"Engel mit den Eisaugen": Amanda Knox fühlt sich von getöteter Mitbewohnerin verfolgt
USA - Ein blasses Gesicht und strahlend blaue Augen brachten Amanda Knox (37) den Beinamen "Engel mit den Eisaugen" ein. Für den angeblichen Mord an ihrer damaligen Mitbewohnerin saß sie zu Unrecht vier Jahre lang im Gefängnis. Noch heute, sagt sie, würde der Geist von Meredith Kercher (†21) sie heimsuchen.

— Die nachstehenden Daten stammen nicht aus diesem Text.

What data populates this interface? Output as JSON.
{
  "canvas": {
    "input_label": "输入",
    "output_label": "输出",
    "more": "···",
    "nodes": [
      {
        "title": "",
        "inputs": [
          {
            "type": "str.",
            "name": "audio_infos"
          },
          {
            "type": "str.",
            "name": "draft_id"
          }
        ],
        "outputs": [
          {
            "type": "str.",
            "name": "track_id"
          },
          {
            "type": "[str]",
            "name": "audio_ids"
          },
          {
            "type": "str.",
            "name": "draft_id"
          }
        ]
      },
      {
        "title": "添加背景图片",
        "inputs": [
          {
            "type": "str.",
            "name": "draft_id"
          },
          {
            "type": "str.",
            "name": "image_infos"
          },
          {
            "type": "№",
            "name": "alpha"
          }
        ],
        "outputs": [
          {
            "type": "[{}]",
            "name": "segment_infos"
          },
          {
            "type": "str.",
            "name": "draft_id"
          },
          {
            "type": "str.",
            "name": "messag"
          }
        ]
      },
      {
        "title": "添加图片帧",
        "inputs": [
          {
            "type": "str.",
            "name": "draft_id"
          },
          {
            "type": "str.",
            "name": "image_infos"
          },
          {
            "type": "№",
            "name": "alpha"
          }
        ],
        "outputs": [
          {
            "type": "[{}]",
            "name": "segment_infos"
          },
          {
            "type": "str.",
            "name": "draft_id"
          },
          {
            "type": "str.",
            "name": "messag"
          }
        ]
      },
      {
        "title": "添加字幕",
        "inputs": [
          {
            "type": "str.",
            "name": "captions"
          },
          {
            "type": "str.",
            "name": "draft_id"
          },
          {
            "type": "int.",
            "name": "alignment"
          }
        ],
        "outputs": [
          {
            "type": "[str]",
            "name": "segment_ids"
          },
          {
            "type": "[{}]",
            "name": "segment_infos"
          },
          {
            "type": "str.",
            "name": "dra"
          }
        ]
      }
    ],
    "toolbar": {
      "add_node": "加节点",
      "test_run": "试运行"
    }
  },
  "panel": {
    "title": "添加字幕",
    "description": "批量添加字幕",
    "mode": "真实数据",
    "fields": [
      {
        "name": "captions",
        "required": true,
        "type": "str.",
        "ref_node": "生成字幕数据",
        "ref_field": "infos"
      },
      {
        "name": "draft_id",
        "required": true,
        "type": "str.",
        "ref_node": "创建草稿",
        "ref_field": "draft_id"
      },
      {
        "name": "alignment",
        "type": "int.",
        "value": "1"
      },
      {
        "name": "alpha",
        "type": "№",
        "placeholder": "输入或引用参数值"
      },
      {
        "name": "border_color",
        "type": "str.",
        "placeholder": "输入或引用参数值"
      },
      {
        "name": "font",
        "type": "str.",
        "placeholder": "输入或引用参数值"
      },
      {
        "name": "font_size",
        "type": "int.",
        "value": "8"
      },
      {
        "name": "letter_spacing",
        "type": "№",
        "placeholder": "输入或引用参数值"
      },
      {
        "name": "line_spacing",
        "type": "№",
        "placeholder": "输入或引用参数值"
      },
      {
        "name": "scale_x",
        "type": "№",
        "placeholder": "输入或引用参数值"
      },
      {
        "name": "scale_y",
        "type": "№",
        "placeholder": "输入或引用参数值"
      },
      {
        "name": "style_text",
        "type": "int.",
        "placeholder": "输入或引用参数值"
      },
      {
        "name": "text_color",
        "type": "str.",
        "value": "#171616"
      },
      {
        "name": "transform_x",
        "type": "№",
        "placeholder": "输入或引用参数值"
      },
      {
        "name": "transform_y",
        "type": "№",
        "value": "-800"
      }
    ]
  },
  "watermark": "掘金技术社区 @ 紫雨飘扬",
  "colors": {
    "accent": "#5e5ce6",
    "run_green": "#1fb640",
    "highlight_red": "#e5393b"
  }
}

Im Interview mit People sagte Knox, sie fühle sich verfolgt. Noch immer würde sie sehr unter den Ereignissen von damals leiden.
"Meredith ist wie ein Geist, der auf meiner Schulter sitzt, der um ihr Leben gekämpft und es nicht geschafft hat - der mir nun sagt, dass ich um mein Leben kämpfen soll. Ich weiß, das ist nicht das, was die Leute hören wollen. Manche denken, dass ihre Identität neben meiner Identität verschwindet", so die 37-Jährige.
"Und auch hier kann ich es den Leuten nicht verdenken, dass sie diese Vorstellung haben. Sie wurde zur Fußnote in einer Geschichte, in der ich die Hauptfigur war", fuhr Knox fort.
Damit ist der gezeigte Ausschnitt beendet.